Absolute Zero (2006)

(On DVD, May 2006) Some say that you can learn as much from the bad than from the good, and in this case you can probably try to get a full credit in dramatic arts from watching Absolute Zero. Incompetently structured, badly written, this straight-to-DVD film (by way of TV broadcast, we’re told) can’t even be bothered to do a good job in ripping off The Day After Tomorrow. While the CGI shots aren’t too bad, the writing shows a rare streak of tone-deaf dialogue, unimaginative developments and lack of scientific literary.
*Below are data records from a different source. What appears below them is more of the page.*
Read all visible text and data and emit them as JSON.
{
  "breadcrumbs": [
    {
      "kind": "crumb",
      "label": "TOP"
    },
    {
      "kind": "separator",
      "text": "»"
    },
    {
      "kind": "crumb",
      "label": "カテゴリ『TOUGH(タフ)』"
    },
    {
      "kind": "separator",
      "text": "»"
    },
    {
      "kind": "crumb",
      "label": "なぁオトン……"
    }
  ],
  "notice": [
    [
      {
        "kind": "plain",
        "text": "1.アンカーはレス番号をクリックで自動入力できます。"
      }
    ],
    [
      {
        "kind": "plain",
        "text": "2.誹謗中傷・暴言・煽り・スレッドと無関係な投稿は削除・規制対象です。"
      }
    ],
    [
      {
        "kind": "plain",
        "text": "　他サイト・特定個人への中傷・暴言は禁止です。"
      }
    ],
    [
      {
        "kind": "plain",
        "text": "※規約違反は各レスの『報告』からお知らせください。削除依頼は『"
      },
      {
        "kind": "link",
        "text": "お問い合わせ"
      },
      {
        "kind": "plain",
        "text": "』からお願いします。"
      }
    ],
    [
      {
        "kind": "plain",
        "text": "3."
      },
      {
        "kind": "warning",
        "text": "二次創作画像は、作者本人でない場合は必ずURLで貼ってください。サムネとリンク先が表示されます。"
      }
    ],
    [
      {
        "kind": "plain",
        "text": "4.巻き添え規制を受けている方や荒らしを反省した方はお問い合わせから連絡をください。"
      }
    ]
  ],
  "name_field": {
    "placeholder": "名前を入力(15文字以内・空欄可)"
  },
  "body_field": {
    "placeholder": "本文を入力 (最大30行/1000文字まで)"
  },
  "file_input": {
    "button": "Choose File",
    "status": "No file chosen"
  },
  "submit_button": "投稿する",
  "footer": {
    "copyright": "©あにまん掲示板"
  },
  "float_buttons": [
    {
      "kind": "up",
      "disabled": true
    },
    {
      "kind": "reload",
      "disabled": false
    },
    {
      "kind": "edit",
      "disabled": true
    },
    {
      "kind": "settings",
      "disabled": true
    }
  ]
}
Suffice to say that in this doomsday scenario, global warming polar inversion mumbo-jumbo freeze up the tropics while heating up the poles. (If you can figure how that’s possible without four-dimensional topology, email me.) But that’s a minor sin compared to the way the script can’t be bothered to introduce most of its character until after the thirty-minutes mark (in a film barely 96 minutes!) or where dialogue is seen as an afterthought. (“Science is always right”; uh, no, and every real scientist will tell you so.) It eventually degenerates in a low-budget “suspense” last-act that seems to slow down even as various countdowns are supposed to make us care. Yawn. This is almost worth a look thanks to its truly awful science… but just listening to an eight-year-old explaining his vision of the world can be just as entertaining.